チェックリストをテンプレートの最終ページとして組み込んでおくと、送信ボタンを押す前に自然と確認する習慣がつく。「昨日送った概要書、利回りの根拠を書き忘れた」という事後対応がなくなり、修正メールを送る手間も消える。概要書の品質は、作った後の修正コストも含めて考えると、テンプレート化による効果はさらに大きい。
まとめ|概要書テンプレートは「作成ツール」ではなく「営業の型」
物件概要書は、情報を渡す書類ではなく「次のアクションを引き出す営業ツール」だ。
テンプレートを固定する意味は、時間短縮だけではない。情報の抜け・表記ムラ・計算ミスをゼロにすることで、「この会社から来る概要書は信頼できる」という印象を積み上げていく。信頼は1回の提案で生まれるのではなく、同じクオリティの概要書が10回・20回と届くことで形成される。
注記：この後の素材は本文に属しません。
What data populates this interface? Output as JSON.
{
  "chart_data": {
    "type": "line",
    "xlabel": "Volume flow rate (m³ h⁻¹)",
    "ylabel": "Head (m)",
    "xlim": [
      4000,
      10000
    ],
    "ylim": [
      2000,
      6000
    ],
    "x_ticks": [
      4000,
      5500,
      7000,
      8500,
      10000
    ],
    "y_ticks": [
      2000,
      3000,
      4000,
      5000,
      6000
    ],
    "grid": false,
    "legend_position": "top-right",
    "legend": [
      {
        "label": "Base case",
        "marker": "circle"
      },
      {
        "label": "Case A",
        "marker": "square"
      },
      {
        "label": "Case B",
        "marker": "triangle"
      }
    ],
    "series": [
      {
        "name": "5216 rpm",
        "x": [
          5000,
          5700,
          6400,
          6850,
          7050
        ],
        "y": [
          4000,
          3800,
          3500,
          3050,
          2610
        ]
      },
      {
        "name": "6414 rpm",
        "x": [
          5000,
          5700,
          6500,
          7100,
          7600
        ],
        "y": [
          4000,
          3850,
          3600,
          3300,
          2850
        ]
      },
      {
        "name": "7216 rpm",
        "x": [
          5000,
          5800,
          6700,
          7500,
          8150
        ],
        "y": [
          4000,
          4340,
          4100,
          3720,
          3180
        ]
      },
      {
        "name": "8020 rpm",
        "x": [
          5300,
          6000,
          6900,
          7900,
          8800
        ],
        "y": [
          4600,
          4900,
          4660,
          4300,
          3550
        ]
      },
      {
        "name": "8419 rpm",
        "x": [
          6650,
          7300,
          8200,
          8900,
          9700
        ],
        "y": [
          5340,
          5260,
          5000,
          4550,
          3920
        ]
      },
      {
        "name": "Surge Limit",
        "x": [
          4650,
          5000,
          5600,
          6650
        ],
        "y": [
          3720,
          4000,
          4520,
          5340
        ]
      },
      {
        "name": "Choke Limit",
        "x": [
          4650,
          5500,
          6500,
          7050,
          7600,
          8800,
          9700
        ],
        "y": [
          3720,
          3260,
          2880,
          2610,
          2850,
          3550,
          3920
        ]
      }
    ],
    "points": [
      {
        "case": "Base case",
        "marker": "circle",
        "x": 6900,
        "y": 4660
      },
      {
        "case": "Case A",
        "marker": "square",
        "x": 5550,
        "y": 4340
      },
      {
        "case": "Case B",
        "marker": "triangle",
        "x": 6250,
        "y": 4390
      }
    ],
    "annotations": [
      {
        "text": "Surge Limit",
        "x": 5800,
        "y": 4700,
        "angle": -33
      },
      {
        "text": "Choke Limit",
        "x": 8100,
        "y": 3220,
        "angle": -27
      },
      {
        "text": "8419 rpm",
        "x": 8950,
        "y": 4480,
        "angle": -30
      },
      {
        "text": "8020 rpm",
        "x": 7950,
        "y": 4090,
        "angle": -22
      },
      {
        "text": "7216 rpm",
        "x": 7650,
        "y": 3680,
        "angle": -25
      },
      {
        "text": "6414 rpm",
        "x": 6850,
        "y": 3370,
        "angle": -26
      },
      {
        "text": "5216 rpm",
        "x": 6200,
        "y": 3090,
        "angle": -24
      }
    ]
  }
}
投資家や法人担当者は、何十社という仲介会社から概要書を受け取っている。その中で「読みやすく、数字の根拠が揃っていて、送り先に合わせた見せ方をしている」概要書は、それだけで競合との差別化になる。
AIを活用すれば、その品質を1件3分で量産できる。月300件の物件情報が届いても、全件を丁寧な概要書で提案できる体制が整う。提案実行率50%から80%への改善は、処理能力の問題ではなく仕組みの問題だ。テンプレートの設計とAI自動入力の組み合わせ——この2つを今日から実装するだけで、「送れなかった物件」が「提案できる物件」に変わっていく。